Raising & Training
Most people will agree that puppies are adorable, but before getting one you
should know that they also require lots of love, attention and training. You should
start training your puppy as soon as they arrive at their new home. Remember:
every action should be met with the right reaction, otherwise things will get
(and stay) difficult.
TRY A TRAINING SCHEDULE
Besides all the adorableness, puppies are naturally energetic and incredibly
curious. At times this can get a bit frustrating. You often have to hide things, watch
them and train them at the same time. The trick is to react appropriately and face
challenges with a plan. If you get it right, the adjustment period will be shorter and
easier. Dogs that are returned or given away are often the result of irresponsible,
ignorant owners who did not bother to put in the work of training and responding
to behaviour properly.
THINGS TO GET RIGHT
The easiest place to start is getting your puppy used to a daily routine. Routines are
reassuring and it will make your life easier in the long run. Feeding habits (e.g. where
he can find food) are easy to learn and a positive part of the your puppy’s daily
routine. Things your puppy needs to learn:
• Bed time
• Rise time
• Bed location
• Feeding time
• Toys’ location
• Bathroom location
• The location of his food and water bowls
How you teach your puppy routines and commands really matters. You need to kindly establish that you are the boss and foster a healthy respect. If you can get
this right early on, your puppy will be happy to behave well. If you get it wrong,
you’ll need to arrange your life around your puppy’s wants and needs which is
highly frustrating. This is a recipe for disappointment and other behaviour issues.
WORDS TO TEACH YOUR PUPPY
Besides routines, you should teach your puppy to respond to certain words. The
first words your puppy should learn to understand are, “No” and “Good” at eight to
ten weeks old.
These words are key for clearly correcting and praising your pup. Words such as,
“sit”, “come”, “leave”, “off”, “down”, “stay” and “quiet” can wait a bit.

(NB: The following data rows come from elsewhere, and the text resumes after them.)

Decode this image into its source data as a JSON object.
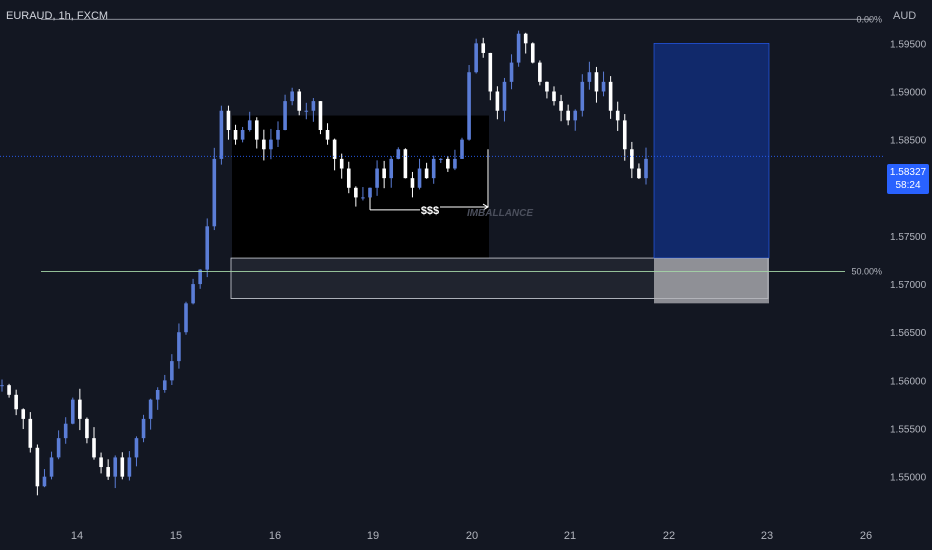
{
  "header": {
    "symbol": "EURAUD, 1h, FXCM",
    "currency": "AUD"
  },
  "current_price": {
    "value": "1.58327",
    "countdown": "58:24"
  },
  "chart_data": {
    "type": "candlestick",
    "y_axis": {
      "ticks": [
        "1.59500",
        "1.59000",
        "1.58500",
        "1.58000",
        "1.57500",
        "1.57000",
        "1.56500",
        "1.56000",
        "1.55500",
        "1.55000"
      ],
      "range": [
        1.5455,
        1.5995
      ]
    },
    "x_axis": {
      "ticks": [
        "14",
        "15",
        "16",
        "19",
        "20",
        "21",
        "22",
        "23",
        "26"
      ]
    },
    "last_price": 1.58327,
    "candles_close_path": [
      1.5595,
      1.5585,
      1.557,
      1.556,
      1.553,
      1.549,
      1.55,
      1.552,
      1.554,
      1.5555,
      1.558,
      1.556,
      1.554,
      1.552,
      1.551,
      1.55,
      1.552,
      1.55,
      1.552,
      1.554,
      1.556,
      1.558,
      1.559,
      1.56,
      1.562,
      1.565,
      1.568,
      1.57,
      1.5715,
      1.576,
      1.583,
      1.588,
      1.586,
      1.585,
      1.586,
      1.587,
      1.585,
      1.584,
      1.585,
      1.586,
      1.589,
      1.59,
      1.588,
      1.588,
      1.589,
      1.586,
      1.585,
      1.583,
      1.582,
      1.58,
      1.579,
      1.579,
      1.58,
      1.582,
      1.581,
      1.583,
      1.584,
      1.581,
      1.58,
      1.582,
      1.581,
      1.583,
      1.583,
      1.582,
      1.583,
      1.585,
      1.592,
      1.595,
      1.594,
      1.59,
      1.588,
      1.591,
      1.593,
      1.596,
      1.595,
      1.593,
      1.591,
      1.59,
      1.589,
      1.588,
      1.587,
      1.588,
      1.591,
      1.592,
      1.59,
      1.591,
      1.588,
      1.587,
      1.584,
      1.582,
      1.581,
      1.583
    ],
    "annotations": {
      "fib_top": {
        "label": "0.00%",
        "price": 1.5975
      },
      "fib_mid": {
        "label": "50.00%",
        "price": 1.5713
      },
      "liquidity_label": "$$$",
      "imbalance_label": "IMBALLANCE",
      "imbalance_zone": {
        "from": 1.5685,
        "to": 1.5727
      },
      "position_target": {
        "from": 1.5727,
        "to": 1.595
      },
      "position_stop": {
        "from": 1.568,
        "to": 1.5727
      }
    }
  }
}
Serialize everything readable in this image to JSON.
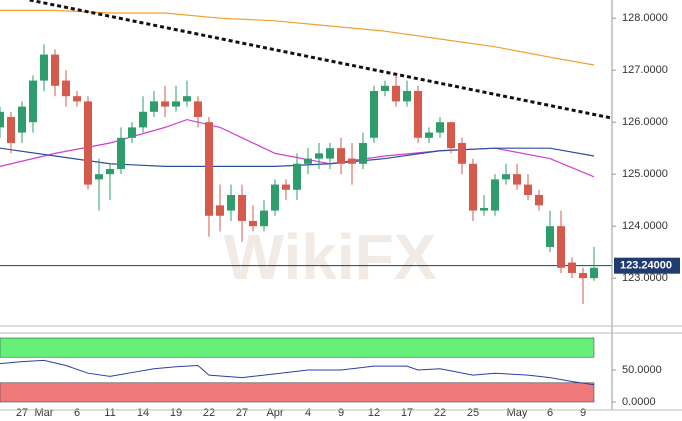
{
  "chart_data": {
    "type": "candlestick",
    "watermark": "WikiFX",
    "categories": [
      null,
      null,
      "27",
      null,
      "Mar",
      null,
      null,
      "6",
      null,
      null,
      "11",
      null,
      null,
      "14",
      null,
      null,
      "19",
      null,
      null,
      "22",
      null,
      null,
      "27",
      null,
      null,
      "Apr",
      null,
      null,
      "4",
      null,
      null,
      "9",
      null,
      null,
      "12",
      null,
      null,
      "17",
      null,
      null,
      "22",
      null,
      null,
      "25",
      null,
      null,
      null,
      "May",
      null,
      null,
      "6",
      null,
      null,
      "9",
      null
    ],
    "open": [
      125.9,
      126.1,
      125.8,
      126.0,
      126.8,
      127.3,
      126.8,
      126.5,
      126.4,
      124.9,
      125.0,
      125.1,
      125.7,
      125.9,
      126.2,
      126.4,
      126.3,
      126.4,
      126.4,
      126.0,
      124.4,
      124.3,
      124.6,
      124.1,
      124.0,
      124.3,
      124.8,
      124.7,
      125.2,
      125.3,
      125.3,
      125.5,
      125.3,
      125.2,
      125.7,
      126.6,
      126.7,
      126.4,
      126.6,
      125.7,
      125.8,
      126.0,
      125.6,
      125.2,
      124.3,
      124.3,
      124.9,
      125.0,
      124.8,
      124.6,
      123.6,
      124.0,
      123.3,
      123.1,
      123.0
    ],
    "high": [
      126.3,
      126.2,
      126.4,
      126.9,
      127.5,
      127.4,
      127.0,
      126.6,
      126.5,
      125.3,
      125.2,
      125.9,
      126.0,
      126.5,
      126.6,
      126.7,
      126.7,
      126.8,
      126.5,
      126.1,
      124.8,
      124.8,
      124.8,
      124.4,
      124.5,
      124.9,
      124.9,
      125.4,
      125.5,
      125.6,
      125.6,
      125.7,
      125.6,
      125.8,
      126.7,
      126.8,
      126.9,
      126.8,
      126.7,
      125.9,
      126.1,
      126.0,
      125.7,
      125.3,
      124.6,
      125.0,
      125.2,
      125.2,
      125.0,
      124.7,
      124.3,
      124.3,
      123.4,
      123.2,
      123.6
    ],
    "low": [
      125.7,
      125.4,
      125.6,
      125.8,
      126.6,
      126.5,
      126.3,
      126.3,
      124.7,
      124.3,
      124.5,
      125.0,
      125.6,
      125.8,
      126.1,
      126.1,
      126.2,
      126.3,
      125.9,
      123.8,
      123.9,
      124.1,
      123.7,
      123.9,
      123.9,
      124.2,
      124.5,
      124.5,
      125.0,
      125.1,
      125.1,
      125.0,
      124.8,
      125.1,
      125.6,
      126.5,
      126.3,
      126.3,
      125.6,
      125.6,
      125.7,
      125.4,
      125.0,
      124.1,
      124.2,
      124.2,
      124.8,
      124.7,
      124.5,
      124.3,
      123.5,
      123.1,
      123.0,
      122.5,
      122.95
    ],
    "close": [
      126.2,
      125.6,
      126.3,
      126.8,
      127.3,
      126.7,
      126.5,
      126.4,
      124.8,
      125.0,
      125.1,
      125.7,
      125.9,
      126.2,
      126.4,
      126.3,
      126.4,
      126.5,
      126.1,
      124.2,
      124.2,
      124.6,
      124.1,
      124.0,
      124.3,
      124.8,
      124.7,
      125.2,
      125.3,
      125.4,
      125.5,
      125.2,
      125.2,
      125.6,
      126.6,
      126.7,
      126.4,
      126.6,
      125.7,
      125.8,
      126.0,
      125.5,
      125.2,
      124.3,
      124.35,
      124.9,
      125.0,
      124.8,
      124.6,
      124.4,
      124.0,
      123.2,
      123.1,
      123.0,
      123.2
    ],
    "up_color": "#2f9c6e",
    "down_color": "#d65a4c",
    "ylim": [
      122.08,
      128.35
    ],
    "yticks": [
      {
        "value": 123,
        "label": "123.0000"
      },
      {
        "value": 124,
        "label": "124.0000"
      },
      {
        "value": 125,
        "label": "125.0000"
      },
      {
        "value": 126,
        "label": "126.0000"
      },
      {
        "value": 127,
        "label": "127.0000"
      },
      {
        "value": 128,
        "label": "128.0000"
      }
    ],
    "last_price": {
      "value": 123.24,
      "label": "123.24000",
      "color": "#1f3b6f"
    },
    "lines": [
      {
        "color": "#f0a030",
        "dashed": false,
        "x": [
          0,
          5,
          10,
          15,
          20,
          25,
          30,
          35,
          40,
          45,
          50,
          54
        ],
        "values": [
          128.15,
          128.15,
          128.1,
          128.1,
          128.0,
          127.95,
          127.85,
          127.75,
          127.6,
          127.45,
          127.25,
          127.1
        ]
      },
      {
        "color": "#d43bd4",
        "dashed": false,
        "x": [
          0,
          5,
          10,
          15,
          17,
          20,
          25,
          30,
          35,
          40,
          45,
          50,
          54
        ],
        "values": [
          125.15,
          125.4,
          125.6,
          125.9,
          126.05,
          125.9,
          125.4,
          125.2,
          125.35,
          125.45,
          125.5,
          125.3,
          124.95
        ]
      },
      {
        "color": "#2a4f9c",
        "dashed": false,
        "x": [
          0,
          5,
          10,
          15,
          20,
          25,
          30,
          35,
          40,
          45,
          50,
          54
        ],
        "values": [
          125.5,
          125.35,
          125.2,
          125.15,
          125.15,
          125.15,
          125.2,
          125.3,
          125.45,
          125.5,
          125.5,
          125.35
        ]
      },
      {
        "color": "#111111",
        "dashed": true,
        "x": [
          2.7,
          55.6
        ],
        "values": [
          128.35,
          126.08
        ]
      }
    ],
    "indicator": {
      "ylim": [
        -12.5,
        107.8
      ],
      "yticks": [
        {
          "value": 50,
          "label": "50.0000"
        },
        {
          "value": 0,
          "label": "0.0000"
        }
      ],
      "bands": [
        {
          "from": 70,
          "to": 100,
          "color": "#66f07a"
        },
        {
          "from": 0,
          "to": 30,
          "color": "#f07a7a"
        }
      ],
      "color": "#2a3fa8",
      "x": [
        0,
        2,
        4,
        6,
        8,
        10,
        12,
        14,
        16,
        18,
        19,
        22,
        25,
        28,
        31,
        34,
        37,
        38,
        40,
        43,
        45,
        48,
        50,
        52,
        54
      ],
      "values": [
        60,
        63,
        65,
        57,
        45,
        40,
        46,
        52,
        55,
        57,
        42,
        38,
        44,
        50,
        50,
        56,
        56,
        50,
        52,
        42,
        45,
        42,
        38,
        32,
        27
      ]
    }
  }
}
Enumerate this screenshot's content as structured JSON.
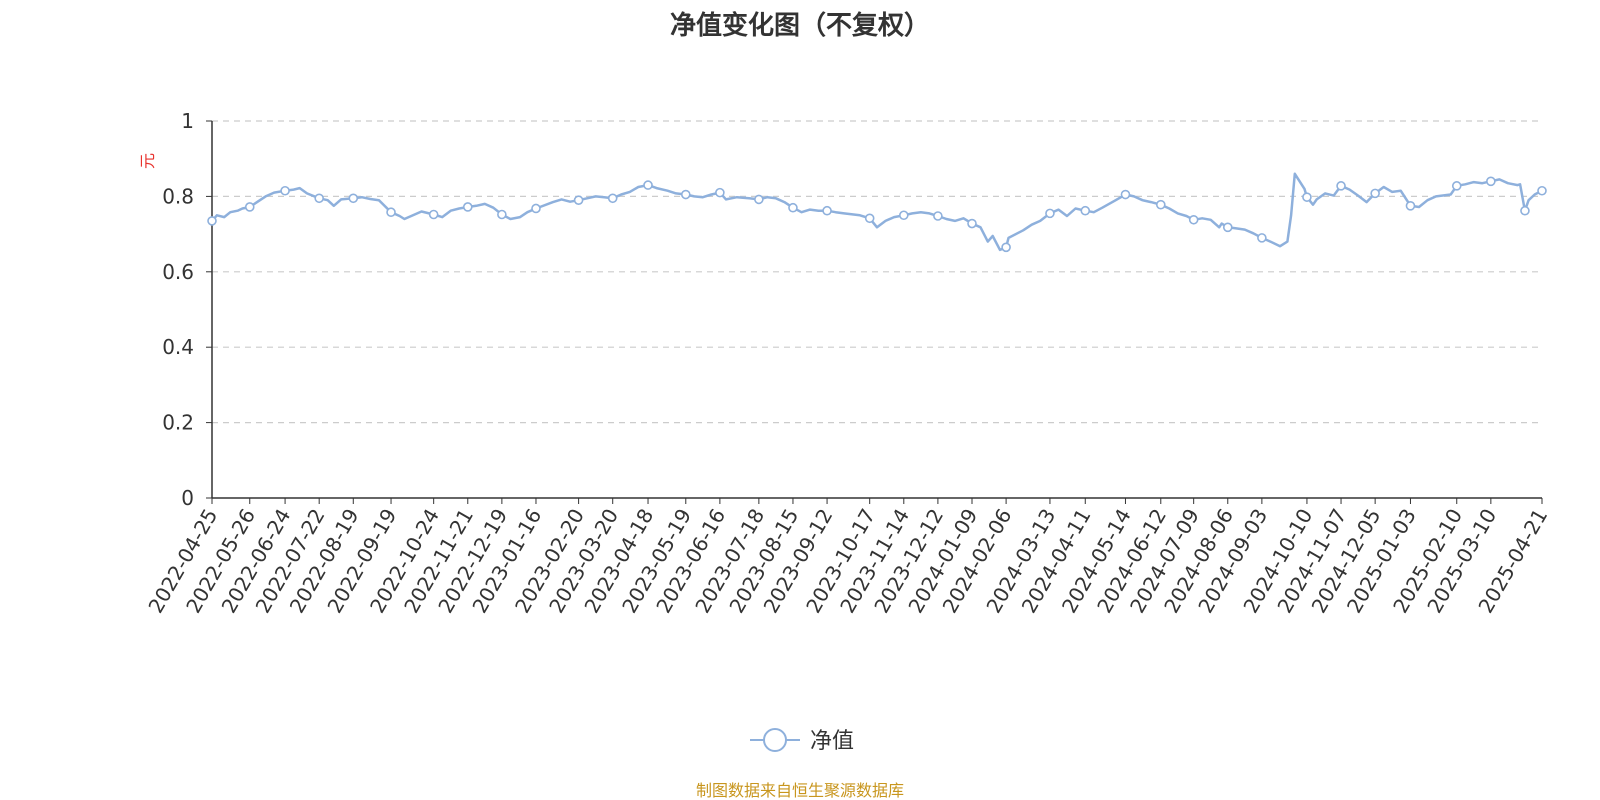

“No” is all about, “Please stop what you’re doing” while “Good” is how you tell your
pup, “What you’re doing is right.” Make sure you use the right body language and
tone of voice in the right context. When correcting your puppy, be firm but don’t
get angry. When praising, show clear approval but not too much affection. These
are basics instructions, not magic tricks you want them to perform.
What if, after 12 weeks, the words “No” and “Good” have not sunk in yet (don’t
receive an immediate, correct response)? Then you need to carry on teaching these
words, until they’ve mastered them, before introducing new words.